Twenty years ago, I was walking along this street in Chicago when I saw a television crew surrounding this very well dressed woman. She looked important, tossing her hat in the air, as if for some television commercial. I remember having to step around the pavement to get around her and the crew. I spent a few minutes watching the scene and then I took a photo because, I was a tourist and I had a camera with me. I had no idea who she was. It wasn’t until later, back in Australia, that someone looking at my photos told me that this woman was Oprah and had a somewhat popular television show. O! 🙂
I think this may have been on North Michigan Avenue, but if anyone can correct me please let me know.
In 1993 I spent a couple of weeks in “The Windy City”. I was travelling with an SLR in those days, my Konica T4 auto reflex and mostly using Kodak Gold. As I am currently digitising my negatives, if I find any nice or interesting ones I’ll pop them on my blog, although this will only be sporadically but may be of some “historical” interest.
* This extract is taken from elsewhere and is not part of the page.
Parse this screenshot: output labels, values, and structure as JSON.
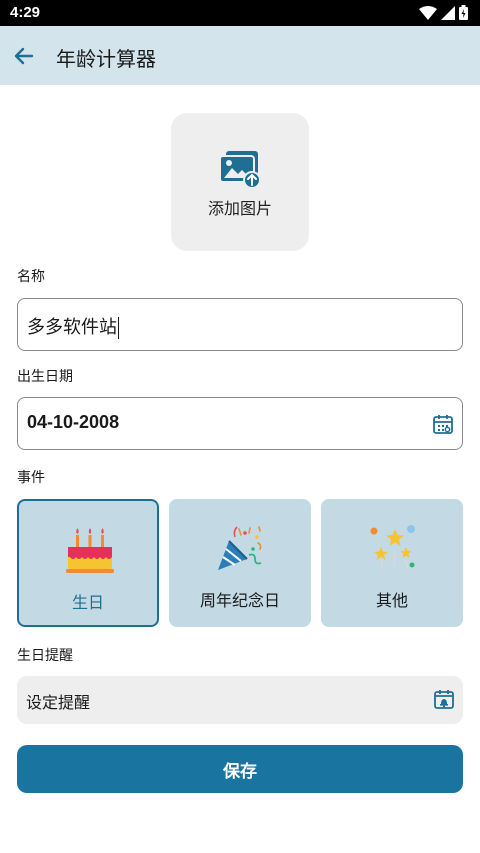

25 thoughts on “Chicago 1993 – part 1 of ?”
So, who was she? Did you ever get to know her name or the name of the show? Interesting!
Oprah Winfrey. 🙂
Yes, this was twenty years ago. Sorry I don’t have a close up photo.
But when you say it, it’s possible to maybe understand…
Wow, how lucky are you! Right time, right place!
Yes, but I didn’t know that at the time. 🙂
Wow how fortunate!
Thanks. These days I’m guessing she’d have a much larger entourage and gather a much larger crowd than she seemed to have had on that day.
A historical shot
what a good luck !!!
Thanks. These days you would not be able to get so close as she’d attract a much larger crowd.
Look forward to seeing more of your film work. As you’re digitizing the negatives and looking at them, it would also be interested to hear how you feel your vision / approach has changed over the years. 🙂
Thanks. Until I got my M9, I mostly photographed scenery and things, rather than people. The effect of the rangefinder has been to make me appreciate more the photography of people and life. Strange, isn’t it?
Not so strange…maybe it’s forced you to get closer to your subjects? I still have a ways to go before I can take shots like you, as much as I want to. Not to the point where I feel comfortable doing so…
I guess it’s the history of Leica cameras and their use in reportage. After I had my M for a while I really stopped to think why I bought it over other cameras, and realised I did want to do reportage style photography. It was a bit nerve racking to start with but then it got easier.
that’s amazing! not that you’ve captured O but that you kept negatives from so long ago. i’m sure looking at them brings back a lot of memories. 🙂
I could not never throw out a negative. It would be like wiping clean your hard drive of photos. And photos can be so tangible.
Unfortunately, I never archived them very well. I’ve got drawers full of them. 🙂
Fantastic shot and story. Today there’d be a crowd a mile wide!
So true, and every single person in that crowd with a camera phone.
I guess that is why you should always take a lot of photos! You never know what (or who) you might “capture”.
Absolutely. Unfortunately back then I only took one photo because film and processing cost money, and I was travelling, with limited means. 🙂
The colors are very smooth, a little soft in a pleasing way. That’s the film, isn’t it? and if so, how much are you paying attention to that & trying to preserve it when you digitize them?
The canvas is the film (Kodak Gold Generation 3, asa 200) but I have done some adjustments to contrast and light in Lightroom 4. Unfortunately my focussing was a little soft when I took the photos so some of the fine detail can’t be restored but I can (have to) live with that.
Scanning is something I am still learning to do properly. I’m not sure I have all the parameters correct. I’m using the Vuescan program and there are way too many options.
Thanks for the comment.
you were shooting on film before? that’s cool…
oh, wow, 20 years ago…how long have you been into photography?
I bought my first real camera (SLR) when I was 14. But the enthusiasm varied over the years.